Hawley has said he does not have criminal jurisdiction and that cases would be referred to local prosecutors. But his chief of staff told the St. Louis Post-Dispatch last week that procedures are available that would give the attorney general’s office criminal jurisdiction but implementing them would require action by a local prosecutor or the governor.
“Yes, there are procedures through which a local prosecutor and/or the governor can initiate a process that would result in our office being appointed special prosecutor,” Daniel Hartman, Hawley’s chief of staff, said in a statement to the Post-Dispatch.
Parson’s office said Wednesday that it will require a request from a local prosecutor seeking the assistance of the attorney general in order for the governor’s office to have “Constitutional and statutory authority to compel any further actions.”
Hawley’s spokeswoman, Mary Compton, said in a statement Wednesday: “The Attorney General’s Office has met with current and former SNAP leadership regarding the investigation. We invite constructive input from all members of the community and all interested persons.”
Compton said all four of the Catholic dioceses in Missouri have agreed to independent reviews conducted by the Attorney General’s Office.
Without subpoena power, SNAP said in its letter to Parson, “Hawley admits he must rely on bishops to fully and voluntarily share long-secret church abuse records, which SNAP feels will thoroughly compromise any inquiry.”
The group told Parson that “you can change this.”
“You can make what seems destined to be an inadequate probe become a real investigation,” the letter said. “You can order Josh Hawley to get full criminal jurisdiction over these matters and use real power and conduct a genuine, thorough inquiry that will expose wrongdoers and protect kids.”
The priest sex abuse issue erupted Aug. 14 when a grand jury in Pennsylvania released a report that found that church leaders had covered up sexual abuse by hundreds of priests over seven decades.
The report contained shocking details of some of the abuse and prompted calls for change from Catholics and non-Catholics alike. In Kansas City and across the country, sex abuse victims called for authorities to conduct grand jury investigations similar to Pennsylvania’s.
Hawley initially resisted calls for his office to launch an investigation, saying that was up to local prosecutors because he didn’t have the proper jurisdiction.

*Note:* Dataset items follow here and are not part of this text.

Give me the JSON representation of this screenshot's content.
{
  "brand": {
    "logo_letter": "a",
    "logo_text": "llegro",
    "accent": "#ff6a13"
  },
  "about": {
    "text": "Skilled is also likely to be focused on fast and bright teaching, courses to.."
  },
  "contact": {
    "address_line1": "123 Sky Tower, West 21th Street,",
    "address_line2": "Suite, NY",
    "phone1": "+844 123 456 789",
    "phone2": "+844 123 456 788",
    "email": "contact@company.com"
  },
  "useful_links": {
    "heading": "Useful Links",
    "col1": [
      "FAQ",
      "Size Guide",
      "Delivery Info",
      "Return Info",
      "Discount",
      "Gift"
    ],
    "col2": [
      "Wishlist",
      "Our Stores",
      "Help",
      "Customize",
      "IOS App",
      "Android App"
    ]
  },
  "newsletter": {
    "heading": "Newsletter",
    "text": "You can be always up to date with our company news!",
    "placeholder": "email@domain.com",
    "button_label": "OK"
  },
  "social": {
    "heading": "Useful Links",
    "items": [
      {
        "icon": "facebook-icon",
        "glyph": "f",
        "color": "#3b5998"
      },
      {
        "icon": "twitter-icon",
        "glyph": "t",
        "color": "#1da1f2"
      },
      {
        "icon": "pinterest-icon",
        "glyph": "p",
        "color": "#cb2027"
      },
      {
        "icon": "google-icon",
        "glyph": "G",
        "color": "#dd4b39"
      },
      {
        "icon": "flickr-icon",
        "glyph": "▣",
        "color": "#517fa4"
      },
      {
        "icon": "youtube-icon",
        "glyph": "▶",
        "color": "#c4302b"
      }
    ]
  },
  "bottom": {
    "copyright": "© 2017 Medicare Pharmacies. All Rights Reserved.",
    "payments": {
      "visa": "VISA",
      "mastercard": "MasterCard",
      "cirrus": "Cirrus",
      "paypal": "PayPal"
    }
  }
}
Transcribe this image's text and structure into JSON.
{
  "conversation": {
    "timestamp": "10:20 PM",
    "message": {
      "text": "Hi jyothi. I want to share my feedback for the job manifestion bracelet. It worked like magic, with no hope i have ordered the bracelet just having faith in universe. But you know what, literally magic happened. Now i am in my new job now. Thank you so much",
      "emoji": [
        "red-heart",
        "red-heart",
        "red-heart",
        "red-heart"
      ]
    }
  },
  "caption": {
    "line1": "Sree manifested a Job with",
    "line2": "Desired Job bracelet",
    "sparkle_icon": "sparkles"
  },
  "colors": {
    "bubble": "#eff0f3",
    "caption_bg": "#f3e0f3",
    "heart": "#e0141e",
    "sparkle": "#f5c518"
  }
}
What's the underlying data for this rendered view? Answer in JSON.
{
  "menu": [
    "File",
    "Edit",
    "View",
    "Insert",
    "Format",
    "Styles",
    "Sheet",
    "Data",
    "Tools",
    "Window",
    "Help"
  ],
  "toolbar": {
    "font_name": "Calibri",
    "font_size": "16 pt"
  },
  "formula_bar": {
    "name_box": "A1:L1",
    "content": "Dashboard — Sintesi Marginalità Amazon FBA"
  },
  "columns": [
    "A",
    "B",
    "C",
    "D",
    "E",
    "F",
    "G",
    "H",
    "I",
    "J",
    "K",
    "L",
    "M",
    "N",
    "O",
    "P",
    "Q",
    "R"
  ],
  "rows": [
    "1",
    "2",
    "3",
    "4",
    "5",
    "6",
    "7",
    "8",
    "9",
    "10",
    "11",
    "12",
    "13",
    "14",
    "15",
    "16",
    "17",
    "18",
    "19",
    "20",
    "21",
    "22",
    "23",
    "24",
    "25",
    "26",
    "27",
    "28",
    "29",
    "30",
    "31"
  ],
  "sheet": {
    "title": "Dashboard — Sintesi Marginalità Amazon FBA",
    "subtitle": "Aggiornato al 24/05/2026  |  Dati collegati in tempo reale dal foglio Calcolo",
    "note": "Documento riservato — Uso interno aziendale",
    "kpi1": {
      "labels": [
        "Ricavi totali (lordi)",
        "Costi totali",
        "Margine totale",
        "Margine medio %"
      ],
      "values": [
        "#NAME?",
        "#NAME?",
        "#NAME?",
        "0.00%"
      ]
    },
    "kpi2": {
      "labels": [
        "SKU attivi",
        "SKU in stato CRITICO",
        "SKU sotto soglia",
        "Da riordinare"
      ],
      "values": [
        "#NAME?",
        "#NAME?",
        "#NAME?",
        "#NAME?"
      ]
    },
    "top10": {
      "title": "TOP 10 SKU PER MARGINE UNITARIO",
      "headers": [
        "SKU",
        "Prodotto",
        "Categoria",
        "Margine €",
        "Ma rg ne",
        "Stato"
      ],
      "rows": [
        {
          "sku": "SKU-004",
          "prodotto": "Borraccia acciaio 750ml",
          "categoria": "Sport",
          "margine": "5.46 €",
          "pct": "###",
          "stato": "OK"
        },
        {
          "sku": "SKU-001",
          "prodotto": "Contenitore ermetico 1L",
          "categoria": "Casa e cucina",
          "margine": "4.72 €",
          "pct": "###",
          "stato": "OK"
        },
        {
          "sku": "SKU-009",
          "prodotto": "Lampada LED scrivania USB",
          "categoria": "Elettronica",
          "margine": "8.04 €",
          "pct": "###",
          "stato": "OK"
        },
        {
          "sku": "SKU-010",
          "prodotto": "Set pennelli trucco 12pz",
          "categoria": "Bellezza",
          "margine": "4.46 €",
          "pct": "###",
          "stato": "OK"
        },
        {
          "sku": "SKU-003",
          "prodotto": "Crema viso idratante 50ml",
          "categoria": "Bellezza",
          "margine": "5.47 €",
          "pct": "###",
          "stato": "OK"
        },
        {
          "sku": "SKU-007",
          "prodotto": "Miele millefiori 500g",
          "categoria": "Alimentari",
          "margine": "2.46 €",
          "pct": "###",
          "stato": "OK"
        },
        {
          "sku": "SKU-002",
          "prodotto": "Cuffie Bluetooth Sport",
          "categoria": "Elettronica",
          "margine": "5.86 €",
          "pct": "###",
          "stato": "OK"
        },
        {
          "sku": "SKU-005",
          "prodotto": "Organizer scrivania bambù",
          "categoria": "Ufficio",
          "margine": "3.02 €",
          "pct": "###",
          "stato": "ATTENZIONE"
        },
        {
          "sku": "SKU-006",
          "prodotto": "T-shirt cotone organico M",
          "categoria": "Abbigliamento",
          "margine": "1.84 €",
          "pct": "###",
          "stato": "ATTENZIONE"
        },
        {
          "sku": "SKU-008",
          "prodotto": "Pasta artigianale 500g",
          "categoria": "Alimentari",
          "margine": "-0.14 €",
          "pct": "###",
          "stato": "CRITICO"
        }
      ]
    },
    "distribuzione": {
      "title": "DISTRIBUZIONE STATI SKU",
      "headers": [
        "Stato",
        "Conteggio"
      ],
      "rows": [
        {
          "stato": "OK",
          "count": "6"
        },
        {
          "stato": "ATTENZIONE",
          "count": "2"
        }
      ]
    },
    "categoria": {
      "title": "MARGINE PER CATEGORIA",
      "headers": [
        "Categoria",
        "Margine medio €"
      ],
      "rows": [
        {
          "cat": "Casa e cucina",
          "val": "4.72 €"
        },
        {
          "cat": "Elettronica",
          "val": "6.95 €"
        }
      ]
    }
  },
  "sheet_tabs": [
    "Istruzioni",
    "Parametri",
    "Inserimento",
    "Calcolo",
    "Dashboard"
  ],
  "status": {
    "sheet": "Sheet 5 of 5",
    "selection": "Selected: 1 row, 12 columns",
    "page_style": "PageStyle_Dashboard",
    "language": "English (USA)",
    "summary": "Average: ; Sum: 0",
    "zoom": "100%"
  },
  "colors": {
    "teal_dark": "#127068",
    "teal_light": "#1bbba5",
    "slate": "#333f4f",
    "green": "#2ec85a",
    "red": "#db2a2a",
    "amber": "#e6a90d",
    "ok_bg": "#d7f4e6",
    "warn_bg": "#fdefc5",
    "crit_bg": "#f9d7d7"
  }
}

Survivors of clergy sexual abuse weren’t satisfied with that answer and put pressure on the attorney general — who is also the GOP candidate for U.S. Senate — by holding events in Kansas City and outside Hawley’s St. Louis office demanding he get involved.
Hawley then reversed course and on Aug. 23 announced that this office would launch a “thorough and robust investigation” after the Archdiocese of St. Louis offered to open up its files for scrutiny. Other dioceses in Missouri, including Kansas City-St. Joseph, quickly said they would cooperate in the investigation as well.
But abuse survivors said what Hawley proposed wasn’t a true investigation, saying dioceses would be able to have too much control over what was being scrutinized.
In its letter to Parson, SNAP said one reason the governor should authorize Hawley to conduct a criminal investigation is because the research group BishopAccountability.org says that at least 113 Catholic clerics in Missouri have been publicly named as proven, admitted or credibly accused child molesters. Fifty-eight additional priests have been acknowledged by the St. Louis archdiocese as accused abusers, SNAP said, though they’re not identified by name.
Another reason the group gave for a criminal probe is “because at least dozens of these potentially dangerous clerics still live and work among unsuspecting neighbors and colleagues.”
Without subpoenas and hearing testimony under oath, SNAP told the governor, “it will be more likely that a half-hearted, rushed probe, timed for electoral purposes, will result.”
Clohessy said the worst-case scenario is that Hawley “does a quick, inadequate job and leaves already suffering victims of abuse exploited for political gain.”
“The best case scenario is that dozens or hundreds of still suffering men and women find the courage to come forward, they feel heard and validated, and political figures in this state force reform on the church via new legislation or prosecution.”